Palavradan anlatım tekniği çıkarmak
“Altın Kaplan’da” (U zlateko tygra) buluyor aradığını Hrabal; yeni bir kelime değil bu ama yeni bir teknik. Prag’da müdavimi olduğu, bazen geceyarılarına kadar bira üstüne bira içerek, gelip giden herkesin dertlerini, dedikodularını, şevkle paylaştıkları anekdotlarla, kendi aralarındaki fiskoslarını dinlediği “pub”ın adı “Altın Kaplan’da.” İyi bir “pub” adamı Hrabal; samimi bir merak duyuyor insanların hikâyelerine, hakikaten dinliyor onları. Ve zamanla, dinlediklerinden kalanların “pub”ın dumanlı havasında birbirine karışarak yükseldiğini, bir bulut gibi yoğunlaşıp en tepede öylece asılı durduğunu anlamaya başlıyor; çok parçalı bir bütün, birbirine geçmiş cümlelerden müteşekkil dur-durak bilmeyen bir anlatım çıkıyor ortaya.
Hrabal “pabéní ” adını veriyor bu anlatıma; bir tür “boş söz, palavra” yani, buna “pub sohbeti” de diyebiliriz. İkinci kitabı Pabitele’yi (“Palavracılar” ya da “pub ahalisi”) “pabéní” ustaları hakkında yazarken, ileride romancılığını tanımlayacak üslûbu da bulduğunu biliyor; akarak ilerleyen, bazen hiç nokta koymaksızın, tek bir cümlenin içinde bütün bir kitabı kurgulayabilen bir anlatım bu. Farklı farklı insanların farklı farklı hikâyeleri, şakaları, sırları ve ballandırarak anlattıkça kendilerinin kıldıkları söylentileri bir kolajın içinde erimeye başlıyor Hrabal’ın romanlarında; Joyce’un, Woolf’un “bilinç akışı” tekniği, bireysel monologlarla sınırlı tekil tezahüründen kurtulup, toplu bir hezeyana dönüşüyor adeta. “Kabarcıklanan Tecrübenin Akışı” diyor buna bir yerde Hrabal; çağrışımların sınır tanımayan geçişliliği, bir gazozun patlayıp sönen muzipliğiyle birleştikçe bir uçuculuk hissi, bir hafiflik geliyor anlatıma.

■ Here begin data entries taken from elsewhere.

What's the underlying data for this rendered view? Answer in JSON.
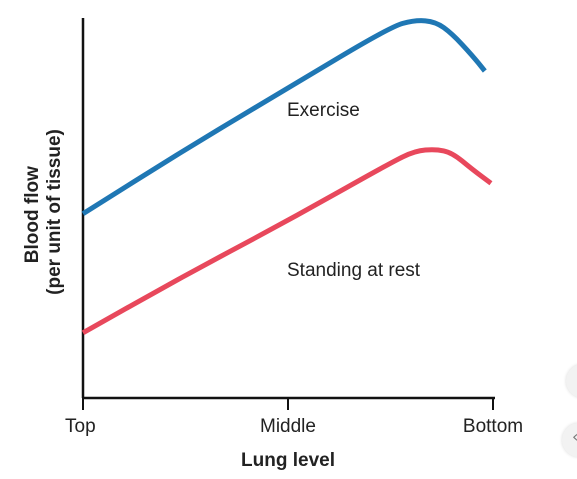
{
  "chart_data": {
    "type": "line",
    "title": "",
    "xlabel": "Lung level",
    "ylabel_lines": [
      "Blood flow",
      "(per unit of tissue)"
    ],
    "categories": [
      "Top",
      "Middle",
      "Bottom"
    ],
    "xlim": [
      0,
      2
    ],
    "ylim": [
      0,
      10
    ],
    "grid": false,
    "legend": "inline labels",
    "series": [
      {
        "name": "Exercise",
        "color": "#1f77b4",
        "x": [
          0,
          0.5,
          1.0,
          1.5,
          1.62,
          1.72,
          1.8,
          1.9,
          1.96
        ],
        "y": [
          4.3,
          6.2,
          8.0,
          9.8,
          10.0,
          9.95,
          9.6,
          8.95,
          8.5
        ]
      },
      {
        "name": "Standing at rest",
        "color": "#e8485c",
        "x": [
          0,
          0.5,
          1.0,
          1.5,
          1.62,
          1.72,
          1.8,
          1.9,
          1.99
        ],
        "y": [
          0.8,
          2.5,
          4.1,
          5.8,
          6.15,
          6.2,
          6.1,
          5.6,
          5.2
        ]
      }
    ]
  }
}
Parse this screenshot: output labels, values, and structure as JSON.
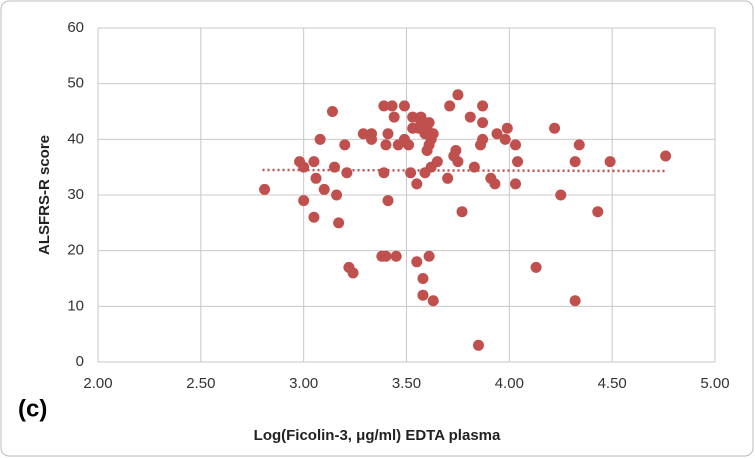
{
  "chart_data": {
    "type": "scatter",
    "xlabel": "Log(Ficolin-3, μg/ml) EDTA plasma",
    "ylabel": "ALSFRS-R score",
    "annotation": "(c)",
    "color": "#c0504d",
    "grid": true,
    "xlim": [
      2.0,
      5.0
    ],
    "xticks": [
      {
        "value": 2,
        "label": "2.00"
      },
      {
        "value": 2.5,
        "label": "2.50"
      },
      {
        "value": 3,
        "label": "3.00"
      },
      {
        "value": 3.5,
        "label": "3.50"
      },
      {
        "value": 4,
        "label": "4.00"
      },
      {
        "value": 4.5,
        "label": "4.50"
      },
      {
        "value": 5,
        "label": "5.00"
      }
    ],
    "ylim": [
      0,
      60
    ],
    "yticks": [
      0,
      10,
      20,
      30,
      40,
      50,
      60
    ],
    "trendline": {
      "x": [
        2.8,
        4.76
      ],
      "y": [
        34.5,
        34.3
      ]
    },
    "x": [
      2.81,
      2.98,
      3.0,
      3.0,
      3.05,
      3.05,
      3.06,
      3.08,
      3.1,
      3.14,
      3.15,
      3.16,
      3.17,
      3.2,
      3.21,
      3.22,
      3.24,
      3.29,
      3.33,
      3.33,
      3.38,
      3.39,
      3.39,
      3.4,
      3.4,
      3.41,
      3.41,
      3.43,
      3.44,
      3.45,
      3.46,
      3.49,
      3.49,
      3.51,
      3.52,
      3.53,
      3.53,
      3.55,
      3.55,
      3.56,
      3.57,
      3.57,
      3.58,
      3.58,
      3.59,
      3.59,
      3.6,
      3.6,
      3.61,
      3.61,
      3.61,
      3.62,
      3.62,
      3.63,
      3.63,
      3.65,
      3.7,
      3.71,
      3.73,
      3.74,
      3.75,
      3.75,
      3.77,
      3.81,
      3.83,
      3.85,
      3.86,
      3.87,
      3.87,
      3.87,
      3.91,
      3.93,
      3.94,
      3.98,
      3.99,
      4.03,
      4.03,
      4.04,
      4.13,
      4.22,
      4.25,
      4.32,
      4.32,
      4.34,
      4.43,
      4.49,
      4.76
    ],
    "y": [
      31,
      36,
      29,
      35,
      36,
      26,
      33,
      40,
      31,
      45,
      35,
      30,
      25,
      39,
      34,
      17,
      16,
      41,
      41,
      40,
      19,
      46,
      34,
      39,
      19,
      41,
      29,
      46,
      44,
      19,
      39,
      46,
      40,
      39,
      34,
      42,
      44,
      32,
      18,
      42,
      44,
      43,
      12,
      15,
      34,
      41,
      38,
      42,
      39,
      43,
      19,
      35,
      40,
      11,
      41,
      36,
      33,
      46,
      37,
      38,
      48,
      36,
      27,
      44,
      35,
      3,
      39,
      43,
      46,
      40,
      33,
      32,
      41,
      40,
      42,
      39,
      32,
      36,
      17,
      42,
      30,
      36,
      11,
      39,
      27,
      36,
      37
    ]
  }
}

Ama etki “hafif” kalmıyor; “palavra” dediğimiz şey, hiçbir zaman palavradan ibaret değil zira. Pabéní, Hrabal’ın eserinin en güçlü nesnesini, yani insanı anlatıyor. Sıradan insanın sıradan maceralarında, “insanî olan”ın, gücünü basitliğinden alan bir portresini çiziyor Hrabal.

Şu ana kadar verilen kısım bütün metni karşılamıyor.